Les agences de voyages internationales achètent tôt leurs réservations dans les hôtels et négocient de gros rabais. Ces remises ne profitent pas aux touristes turcs, qui, selon les locaux, sont généralement plus spontanés dans leurs réservations et réservent souvent à la dernière minute.
Cette année, cette situation constitue un avantage pour les touristes locaux, selon Bülent Bülbüloğlu, spécialiste du secteur touristique. Interviewé par Bloomberg, il affirme : « C’est une année difficile, mais cela profite aux habitants : certains hôtels proposent des rabais de 50 à 60 %. »
Vue aérienne de touristes et locaux sur la plage à Fethiye. Seuls quelques Turcs peuvent se payer ce genre de vacances.
Les îles grecques, une destination de plus en plus prisée
Malgré cela, la demande pour les voyages à l’étranger ne faiblit pas, notamment en direction des îles grecques situées au large de la côte ouest turque. Selon Özgür, le comptable, c’est logique : « Avec les prix, pourquoi payer plus en Turquie ? La mer est la même. »
Grâce à une réglementation particulière, il est plus facile d’obtenir un visa pour ces destinations, contrairement aux pays d’Europe de l’Ouest qui imposent des démarches plus strictes. Par ailleurs, on estime qu’un résident turc sur six possède un passeport, principalement parmi les catégories aisées.

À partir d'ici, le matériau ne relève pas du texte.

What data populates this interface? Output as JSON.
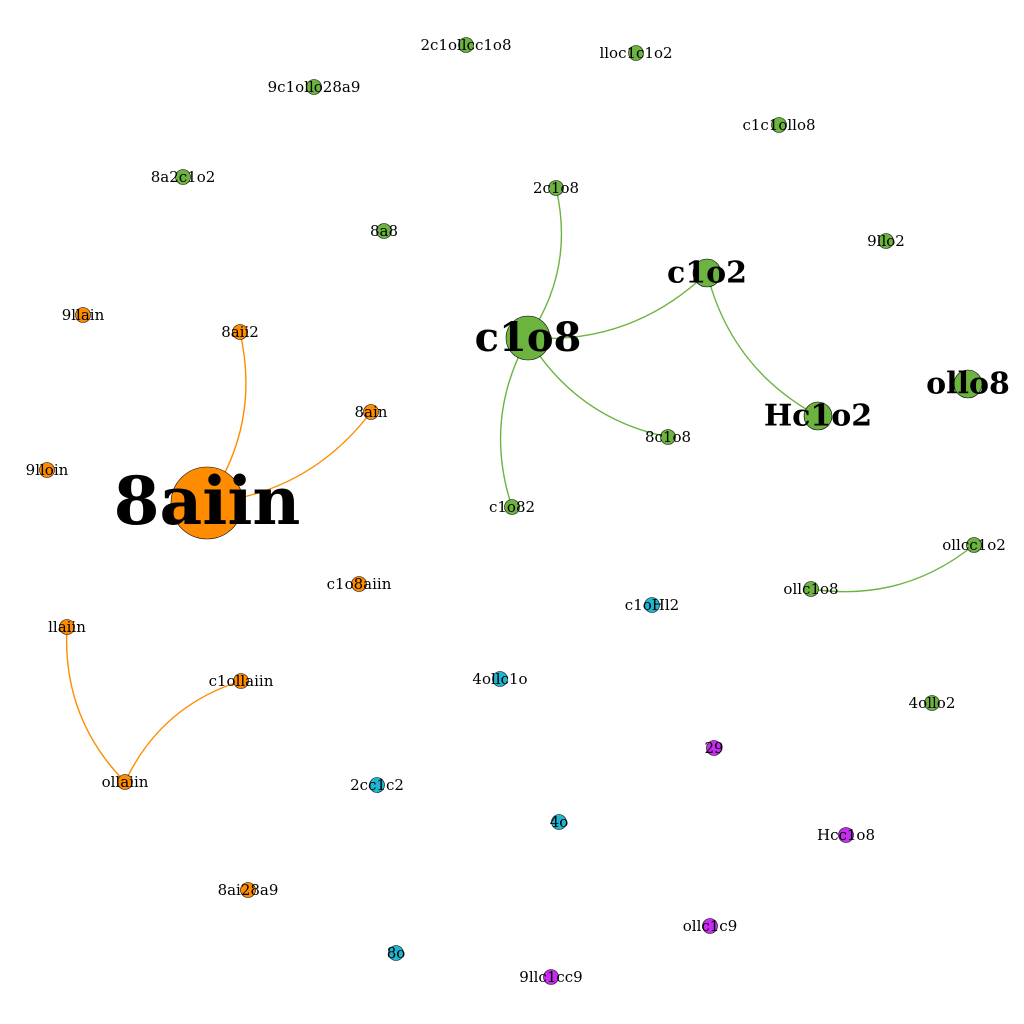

En dehors de la côte ouest, en été, on voit surtout des Turcs en vacances sur la côte méditerranéenne. Selon Cüneyt, la plupart d’entre eux ne peuvent toutefois pas s’offrir de véritables congés : « Seul un petit cercle de personnes privilégiées peut réellement partir en vacances », confie-t-il. Pour la majorité, partir à l’étranger reste un luxe inaccessible.